We hear at the end that Martha had a troubled childhood with her parents fighting. Could that alone explain why she had these abandonment issues on steroids?
“Abandonment issues on steroids” is often a sign of borderline personality disorder, and Martha indeed behaved like someone with borderline personality disorder: the intense rage, abandonment terror, threats of self-harm, and rapidly shifting mood. But she also lost touch with reality and might have been suffering from psychosis, along with mania (a person with mania might send 50 texts in a row). While we know that Martha felt lonely and scared when her parents fought, we don’t know much else about her childhood, and certainly not enough to understand where the intensity of her abandonment rage comes from. People with personality disorders often have a history of childhood attachment disorders and I think we’d need to know more about Martha’s childhood and also the mental health history in her family to understand where her profound sense of emptiness comes from.
Donny returns to the scene of the crime at the end, which I had a hard time understanding. He also seems to once again feel empathy for Martha when she explains why she called him “Baby Reindeer.” I was confused and disturbed by the ending. What did you think of it?
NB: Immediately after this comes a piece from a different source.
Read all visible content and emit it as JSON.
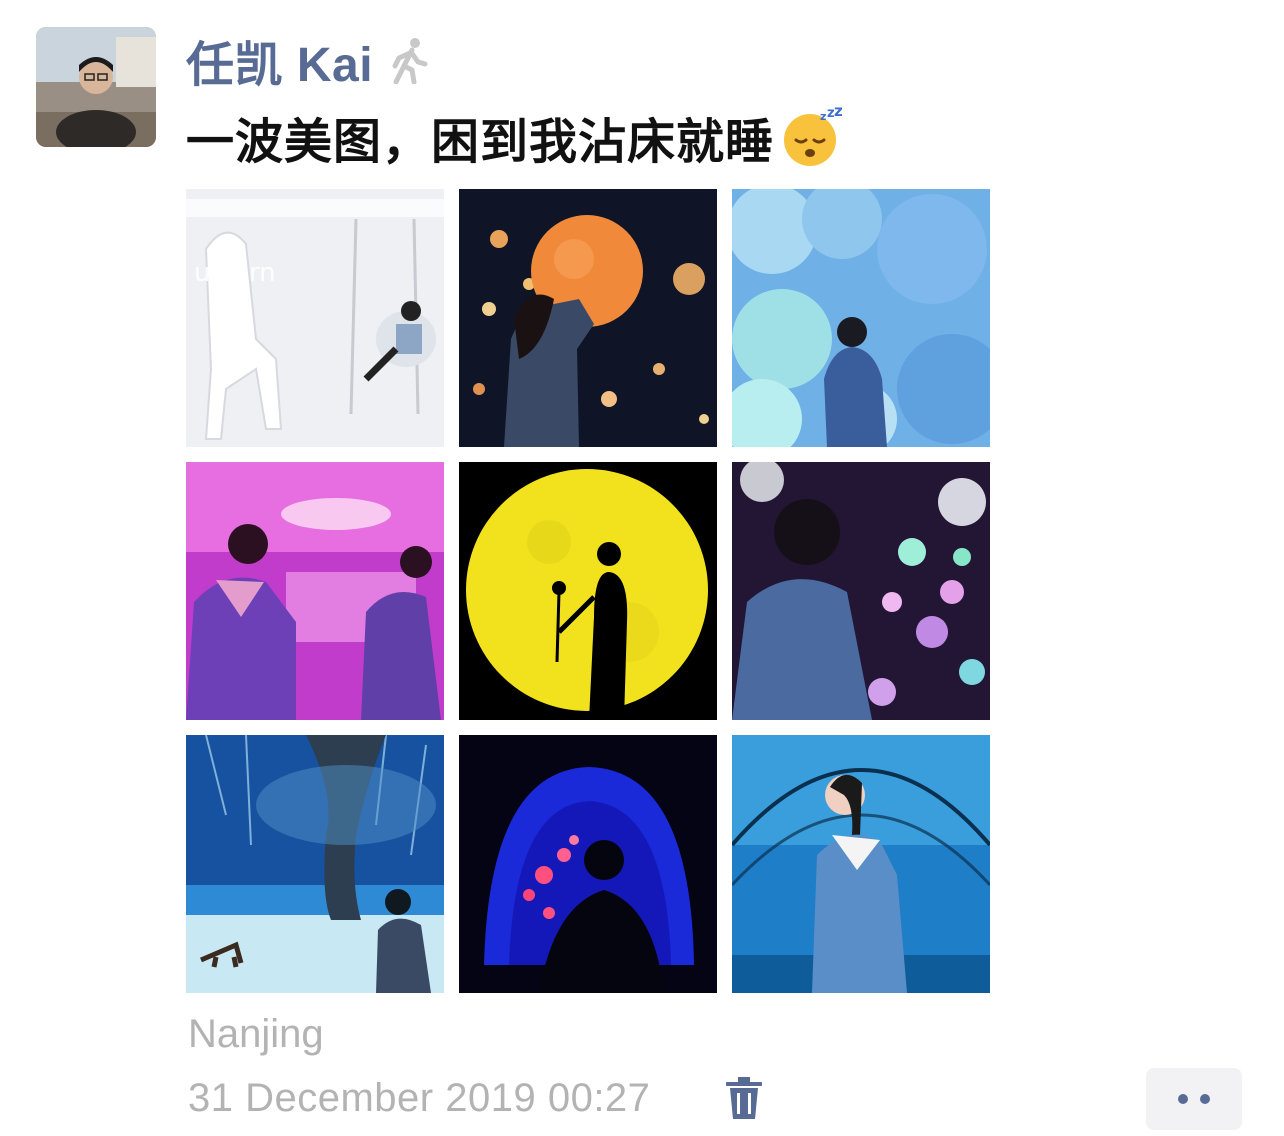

The ending felt like an unsettling reminder of how much Donny had been complicit in the dynamic between him and Martha, and how much he was getting out of the emotional dance they were doing. Throughout the series, we were rooting for Donny to be free of Martha’s harassment, but in the end, Donny still isn’t free. In a way, he misses her and her voice still keeps him company. We see in him the loneliness and longing for love and care that we saw in Martha, especially in that last moment when he’s so moved by the bartender’s kind gesture to offer him tea as he’s crying on the barstool. It’s a haunting mirror of how he met Martha, but with Donny in her role now. What a powerful way to show the complexity of their relationship.
As a therapist what did you think of the show?
I thought it was important to show what happens when people don’t set boundaries early enough and the havoc that can wreak. If you get an uneasy feeling about someone, the lesson here is to listen to that. Don’t rationalize it to yourself with, “It’s not that bad” or “I feel sorry for this person.” Act early and decisively by setting boundaries, and if that doesn’t work, get outside help to keep yourself safe. Don’t try to solve it yourself. I also hope people will see the importance of getting help when you’re the one struggling. I kept wishing that both Donny and Martha had gotten therapy years before any of this had happened because so much of this nightmare could have been avoided. If you don’t deal with your issues, they’ll come out in other ways.